楚時回頭,學著漢川的模樣驚訝瞪眼,旋即粲然一笑:“從前人後,家中一直教導克己復禮,穩重持孤,如今無旁人,便隨意些。”

漢川強行收回自己瞪大的眼,似懂非懂。

倒滿杯酒,手上份量足,許是給的銀子多,老伯為他溫了酒,酒水滑過喉嚨,尚有些許涼意,緊隨而來一陣甜辣味道。

“公子……不成咱們少喝些,若是殿下知道,怕是不妥。”漢川繳著衣衫建議,面露苦色。

魏衡看管公子極其嚴實,那桌上溫茶都不可過冷過燙;入口膳食,從火候佐料到入口溫度,點了專門人才把關,不得一點怠慢。

當真讓殿下曉得了去,他……想起殿下不怒自威的臉色,漢川便覺餘生悲哀。

楚時若有所思放下杯子:“也是,那……”復而再飲一杯,“那我們不告訴他。”

漢川瞪大了眼,一瞬入雲霄,又跌落泥濘間:“……”

公子笑容晃眼,只是看多了,便也免疫,甚至能從中窺得幾日無可奈何:“公子,真的不能再喝了,這都第四杯了。”

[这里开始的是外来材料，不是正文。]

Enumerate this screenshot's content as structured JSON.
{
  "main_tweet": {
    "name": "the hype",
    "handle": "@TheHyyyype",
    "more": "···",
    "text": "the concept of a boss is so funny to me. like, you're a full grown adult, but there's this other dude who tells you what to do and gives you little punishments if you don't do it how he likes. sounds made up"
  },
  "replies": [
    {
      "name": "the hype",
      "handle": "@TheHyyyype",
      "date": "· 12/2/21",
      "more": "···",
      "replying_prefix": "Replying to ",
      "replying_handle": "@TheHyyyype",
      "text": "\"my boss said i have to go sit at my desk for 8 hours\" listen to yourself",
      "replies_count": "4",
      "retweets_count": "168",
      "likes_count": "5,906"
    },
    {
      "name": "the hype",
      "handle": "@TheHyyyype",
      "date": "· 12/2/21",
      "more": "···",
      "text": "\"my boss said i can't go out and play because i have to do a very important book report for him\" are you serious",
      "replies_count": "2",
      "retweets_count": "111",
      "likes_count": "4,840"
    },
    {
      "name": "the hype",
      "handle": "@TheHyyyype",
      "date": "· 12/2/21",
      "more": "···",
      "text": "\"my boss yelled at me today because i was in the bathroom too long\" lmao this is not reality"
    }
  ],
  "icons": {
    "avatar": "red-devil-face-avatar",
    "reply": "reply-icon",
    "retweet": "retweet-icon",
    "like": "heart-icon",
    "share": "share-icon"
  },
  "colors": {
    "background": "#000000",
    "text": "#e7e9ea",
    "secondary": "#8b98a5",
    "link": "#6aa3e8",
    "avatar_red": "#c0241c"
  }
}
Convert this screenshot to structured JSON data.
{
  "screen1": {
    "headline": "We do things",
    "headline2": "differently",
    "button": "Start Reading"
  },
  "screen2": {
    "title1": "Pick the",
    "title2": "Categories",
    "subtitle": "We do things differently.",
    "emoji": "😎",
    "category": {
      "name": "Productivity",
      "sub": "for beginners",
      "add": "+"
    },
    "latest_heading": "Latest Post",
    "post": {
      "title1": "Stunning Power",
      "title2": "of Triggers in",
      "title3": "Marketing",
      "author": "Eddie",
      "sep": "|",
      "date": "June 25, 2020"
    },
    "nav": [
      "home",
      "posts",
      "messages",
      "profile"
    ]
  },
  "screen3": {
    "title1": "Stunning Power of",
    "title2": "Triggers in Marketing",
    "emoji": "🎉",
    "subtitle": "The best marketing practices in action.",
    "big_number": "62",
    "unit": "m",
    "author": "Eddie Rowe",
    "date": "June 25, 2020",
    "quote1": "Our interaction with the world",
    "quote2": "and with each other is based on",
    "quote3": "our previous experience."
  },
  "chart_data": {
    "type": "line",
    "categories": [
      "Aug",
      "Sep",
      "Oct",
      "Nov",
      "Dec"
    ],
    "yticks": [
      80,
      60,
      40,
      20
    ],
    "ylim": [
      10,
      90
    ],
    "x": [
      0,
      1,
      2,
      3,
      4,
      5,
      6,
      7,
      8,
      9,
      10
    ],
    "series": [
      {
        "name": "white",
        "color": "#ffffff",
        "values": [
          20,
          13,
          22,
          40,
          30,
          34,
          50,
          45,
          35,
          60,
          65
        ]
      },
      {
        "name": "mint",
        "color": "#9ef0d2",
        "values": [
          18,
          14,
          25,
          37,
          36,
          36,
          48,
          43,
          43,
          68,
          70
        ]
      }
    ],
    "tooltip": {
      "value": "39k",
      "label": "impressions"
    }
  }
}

說是讓酒家賣四五杯的模樣,結果這瓶像是個無底洞,見這情形,想來是還多著呢。

他回頭就與濟生管家告一狀,說著酒家強買強賣!

魏衡打馬經過暗巷,衛尉正與他彙報各地藩王進京安排,眉眼冷肅,凶神惡煞,一張俊逸非凡的臉,硬是被戰場血煞渲染的肝膽俱顫,百姓紛紛推開,離遠才敢抬眼偷瞄一眼高頭大馬上的天潢貴胄。

衛尉正說到激動處,拍著馬大笑,殿下抬手,示意他住嘴。

“爾等先回去,孤尚有事,稍後進宮與父皇說明。”

乍一回京,魏衡不曾得到大軍得勝歸來主帥的榮譽,反倒被老頭打了一頓,當朝斥責他強搶男子,興師動眾遍尋天下名醫,修養好些時日,這才能騎馬。

魏衡性子倔強,從前被斥責多是不服,事後總要鬧上一鬧,奪回屬於他的一切,今個兒卻安安靜靜,甚至嘴角帶笑。

那如山的賞賜也沒要。

魏帝氣的下了朝便去了未央宮,多吃了兩碗飯,摟著皇后好一通抱怨,得了便宜,這才收起一腔火。

公子是殿下的人,又值盛寵,雖說現在尚未過納妾文書,漢川也不敢僭越,楚時一杯杯的喝,漢川在一旁急得團團轉,他甚至想不顧公子威脅,將殿下叫來,規戒公子一番保重身子才好。

“嘚嘚嘚嘚……”

楚時看向馬蹄聲響起地方,淡淡感嘆:“被發現了呀。”

漢川滿臉灰敗,俯首跪地請罪。

魏衡下馬,大步走來,將人抱起:“怎麼坐地上,當心著涼。”

淡淡酒香湧入鼻腔,他這才看見石階上的酒壺:“喝酒了?”

楚時點頭,摟著魏衡脖頸,唇角微彎:“嗯,一杯兩杯,或許三杯,四杯,記不大清了。”

“為何不在府中喝,這天寒地凍的,出個好歹可如何是好。”

“殿下總管皇城禁衛軍,當有自信才是。”

魏衡低笑:“那你說說,為何不在府中喝?”

別看楚時面上沉穩,心中尚有二三心虛,誰能想到,如此偏的地方,也能遇到殿下。

魏衡接二連三追問,像是避不開這個話題,楚時嘆了口氣,將藏入寬袖的最後一杯黃酒一飲而盡,方才被抱起,竟也沒撒。

這才開口:“怕殿下發現。”

魏衡將人往懷裡掂了掂,有些意外:“我還以為,林公子不敢承認今日興致盎然,從側門溜出府,竟只為一口酒呢。”

“那殿下覺得,我會找什麼藉口?”楚時拍拍人大臂,示意他將酒壺拿上。